To be fair, last night I was battered by a brutal case of insomnia, and only managed to steal about seven and a half winks (based on a standard conversion rate of forty winks to a full night’s sleep, or five winks an hour) before I snapped wide awake again with heartburn and leg pain. I’ve tried reading (the problem with that is that I actually like to read, and will casually neglect sleep just to finish the next chapter (or ten, if I’m rereading Jim Butcher), listening to music (and say, this album that I haven’t listened to in ages is really good!), listening to audiobooks (since no one here will read me a bedtime story), and finally succumbing to the demon of conflagratory addictions, with a cigarette or three. Amazingly, nothing has done the trick, and it’s my sincere hope that I can keep it together until my wife gets back this afternoon. I know that she’ll be tired, but there were plenty of times when I had to jump into Dad Mode after a long day at work (with a 3 hour commute) because she was exhausted on her day off. But honestly, it’s not really the same thing, as my wife takes care of so many things with just a quiet determination, never seeking out the praise which she so richly deserves, whereas I am fairly pleased with myself if I manage to get out of bed.
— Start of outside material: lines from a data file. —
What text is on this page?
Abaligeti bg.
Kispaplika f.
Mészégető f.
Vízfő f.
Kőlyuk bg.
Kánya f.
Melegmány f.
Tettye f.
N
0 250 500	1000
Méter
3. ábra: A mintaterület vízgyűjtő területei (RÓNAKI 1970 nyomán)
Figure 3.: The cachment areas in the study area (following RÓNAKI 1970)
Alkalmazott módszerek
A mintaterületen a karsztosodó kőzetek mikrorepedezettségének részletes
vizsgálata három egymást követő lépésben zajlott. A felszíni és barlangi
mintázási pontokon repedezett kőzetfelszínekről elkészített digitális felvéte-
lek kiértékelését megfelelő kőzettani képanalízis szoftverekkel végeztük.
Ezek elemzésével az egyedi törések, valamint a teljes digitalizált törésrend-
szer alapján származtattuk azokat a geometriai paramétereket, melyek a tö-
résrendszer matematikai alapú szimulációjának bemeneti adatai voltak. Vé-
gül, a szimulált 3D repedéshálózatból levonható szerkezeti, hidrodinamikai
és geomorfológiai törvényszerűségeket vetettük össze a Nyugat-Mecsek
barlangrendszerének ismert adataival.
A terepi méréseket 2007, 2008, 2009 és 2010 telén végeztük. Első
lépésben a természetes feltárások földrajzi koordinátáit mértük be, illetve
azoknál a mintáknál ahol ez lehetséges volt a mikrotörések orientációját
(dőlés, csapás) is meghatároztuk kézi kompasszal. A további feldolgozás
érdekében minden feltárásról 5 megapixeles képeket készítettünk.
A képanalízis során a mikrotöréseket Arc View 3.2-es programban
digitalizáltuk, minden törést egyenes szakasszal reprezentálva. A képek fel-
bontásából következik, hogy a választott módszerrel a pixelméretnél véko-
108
The main difference between us on housework, however, is in the nature of how we react to the multiplication of filth due mostly to those also living with us. The apartment could be cleaned from top to bottom, floors swept and mopped, dishes done and put away, garbage and recycling dumped outside into their proper bins, and within a couple of hours, the whole place looks trashed again, with our kitchen sink overflowing with more dishes than it seems reasonable for so few people to have used, and the floors appear worse than before they were cleaned, as the spots of white linoleum stand out in greater contrast to the spilled drinks and tracked in fruit snacks. I am the sort of person who will do the cleaning, and wash the dishes… within reason. If the sink is empty when I go to bed, and I wake up to find a pot, two pans, five plates, a small (complete) set of flatware, and six cups in there in the morning, my first reaction is that the people who made such a production the evening before (cooking a meal for only themselves), are capable of taking care of their mess. I enter the living room in the morning to find barely touched cups of juice on the table, and an array of plates with half-eaten food, offered up like some sort of invocation to the Gods of the Cucarachas.

And so I believe that the only way to teach our adult children that they need to take care of this themselves is to refuse to do anything until either of them lifts a finger. I am a guy, and Chaos is my element of choice. I could wait out just about anybody while the world around me fell to pieces. I’m sure I could outlast the grownup kids. But this will never happen, because my wife doesn’t have the will to let everything go all to hell. “Think of the children,” she’ll plead to me in Spanish, referring to our son and grandson. And she’s right, of course, but I still think we’re doing our daughter and her boyfriend a disservice by bailing them out of the sty which they’ve created, instead of allowing them to develop that instinct for preservation for themselves. That being said, I know myself, and I must be careful not to throw too many stones. I don’t know. I think the reason I’d like to win the lottery (more than fancy houses and never having to work again) is to be able to ensure that my wife will never again be forced to worry about the cleanliness of where she’s living.

Somehow I got from the necessity of pants to singing the praises of my wife. I’m not surprised, for there are many praises I have yet to sing, but I do find it fascinating just how much better of a person my wife is in comparison with me. Hers is the irresistible force, mine, the immovable object. O.C.D. versus Apathy. All bets are off on this one.